Как все же трудно вести спор о том, чему нет объяснения.

Так и просидел я весь остаток ночного дежурства перед черным экраном. Думал, как мне вырваться из своих представлений, что выделить для отправного: схоластическую душу или искать начало познания в другой крайности — в жестком механическом расчете? Машина рисует чувства, она вызвала меня на сопереживание, подвела меня к такому ощущению одиночества, что я принял это за свою собственную смерть. Что это, отчаянное одиночество, рвущееся из души машины? Или все дело в том, что машина попросту неисправна? Ну, что — то выгорело в ней, и теперь электроны носятся по ее жилам неприкаянными призраками — вот машина и плачет… Душа или поломка?..

Вот как соприкасаются крайности: одна, в которую я не верю, потому как не вижу в ней действительных плодов ума, и другая, которой я не хочу сейчас верить — слишком уж она разумна. От сердца или от ума понимать машину?

Мысль моя все же работала. Да и куда ей, бедняге, было от меня деться — отбери у человека мысли, и уже никакая душа не сделает его снова разумным. И пока где — то глубоко в подкорке туго переваривался, напряженно дебатировался извечный вопрос человечества — отдать предпочтение сердцу или разуму, — другие отделы моего мозга, я полагаю, что те, которые насквозь пропитались материалистическими представлениями, небезуспешно объяснили мне, как машина завладела моими чувствами.

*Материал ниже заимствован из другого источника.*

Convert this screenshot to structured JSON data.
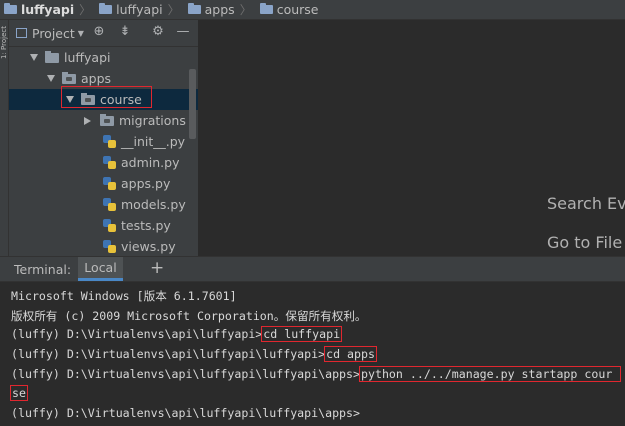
{
  "breadcrumb": {
    "items": [
      "luffyapi",
      "luffyapi",
      "apps",
      "course"
    ]
  },
  "side_tab": {
    "label": "1: Project"
  },
  "project_panel": {
    "title": "Project",
    "dropdown_icon": "chevron-down-icon",
    "header_icons": [
      "crosshair-icon",
      "collapse-icon",
      "gear-icon",
      "minimize-icon"
    ]
  },
  "tree": [
    {
      "label": "luffyapi",
      "type": "folder",
      "expanded": true
    },
    {
      "label": "apps",
      "type": "folder",
      "expanded": true
    },
    {
      "label": "course",
      "type": "folder",
      "expanded": true,
      "selected": true
    },
    {
      "label": "migrations",
      "type": "folder",
      "expanded": false
    },
    {
      "label": "__init__.py",
      "type": "python-file"
    },
    {
      "label": "admin.py",
      "type": "python-file"
    },
    {
      "label": "apps.py",
      "type": "python-file"
    },
    {
      "label": "models.py",
      "type": "python-file"
    },
    {
      "label": "tests.py",
      "type": "python-file"
    },
    {
      "label": "views.py",
      "type": "python-file"
    }
  ],
  "editor": {
    "hint_search": "Search Eve",
    "hint_goto": "Go to File"
  },
  "terminal": {
    "title": "Terminal:",
    "tab": "Local",
    "add_icon": "plus-icon",
    "lines": [
      {
        "text": "Microsoft Windows [版本 6.1.7601]",
        "cmd": ""
      },
      {
        "text": "版权所有 (c) 2009 Microsoft Corporation。保留所有权利。",
        "cmd": ""
      },
      {
        "text": "(luffy) D:\\Virtualenvs\\api\\luffyapi>",
        "cmd": "cd luffyapi"
      },
      {
        "text": "(luffy) D:\\Virtualenvs\\api\\luffyapi\\luffyapi>",
        "cmd": "cd apps"
      },
      {
        "text": "(luffy) D:\\Virtualenvs\\api\\luffyapi\\luffyapi\\apps>",
        "cmd": "python ../../manage.py startapp cour"
      },
      {
        "text": "",
        "cmd": "se"
      },
      {
        "text": "(luffy) D:\\Virtualenvs\\api\\luffyapi\\luffyapi\\apps>",
        "cmd": ""
      }
    ]
  },
  "colors": {
    "highlight_box": "#e0272f",
    "selection": "#0d293e",
    "tab_underline": "#4a88c7"
  }
}
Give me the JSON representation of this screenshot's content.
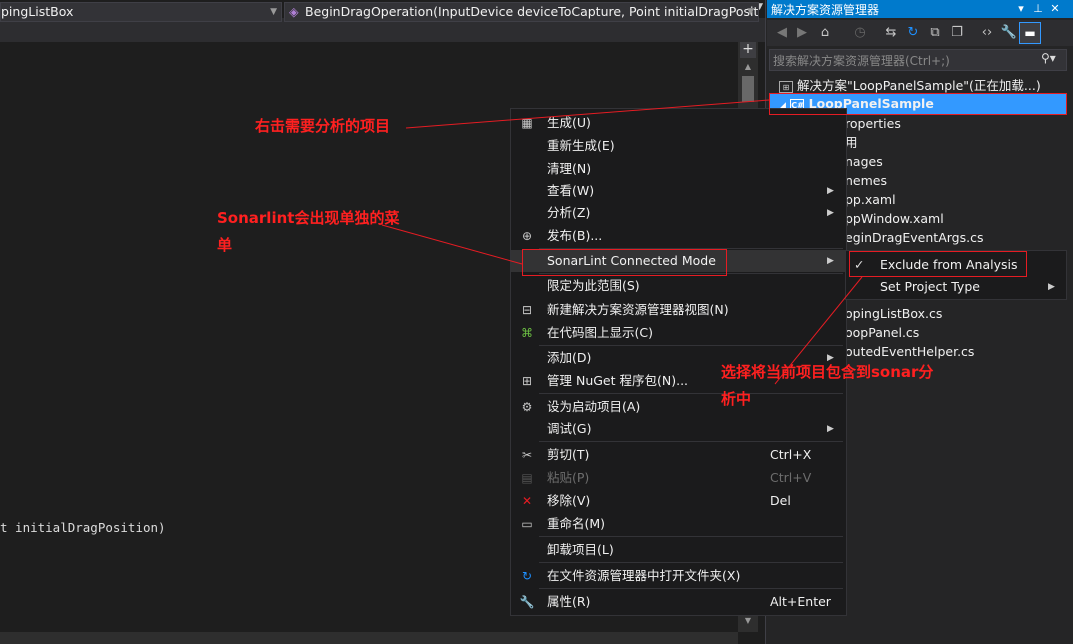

Я вспомнил, с каким трудом мне удавалось выхватывать из месива линий отдельные картинки, какое напряжение требовалось, чтобы проследить за их движениями. Это избирательность мозга. Не может человек одновременно что — то читать и говорить о другом, или читать и писать сразу. Гай Юлий Цезарь, поговаривают, был способен на такое. Но это классический пример психопатологии. Нельзя проследить за полетом стрелы, не потеряв при этом контроля за окружающим. Тут уж приходится выбирать: или — или. Здесь больше повезло хамелеону: природа дала ему способность раскидывать свой взор. Но и хамелеон уязвим. При одинаковых опасностях с обеих сторон он остается на месте. Не успевает его мозжишко дать надлежащий импульс в его ноги. Так и я: пока я следил за одной картинкой, в глазах моих, как в зеркале, отражались все другие, и эти изображения передавались в мозг. И хотел я того или не хотел, только картинки проникали в подсознание, как — то фиксировались там. Будто на большой скорости проезжаешь мимо какого — нибудь здания, а потом вдруг с удивлением вспоминаешь — какой формы и содержания была на том здании надпись. И ведь она каким — то непостижимым образом выделилась из мешанины, из мелькания других. Неловко становится тому, кто оказывается перед этой надписью, узнает дом, а потом с мистическим ужасом начинает бешено соображать, когда это он здесь побывал.

Потом, когда темп движения картинок усилился, действительность стала вытесняться ими из моего сознания. Как ни подвижен глаз, как ни скоры реакции в мозге, мышление не может поспевать за ними, слишком оно инертно. Потому как оно длинная, петляющая, с неисчислимыми витиями противоречий — цепь ассоциаций. И все — я пропал! Я превратился в созерцателя, и это стало моим мышлением.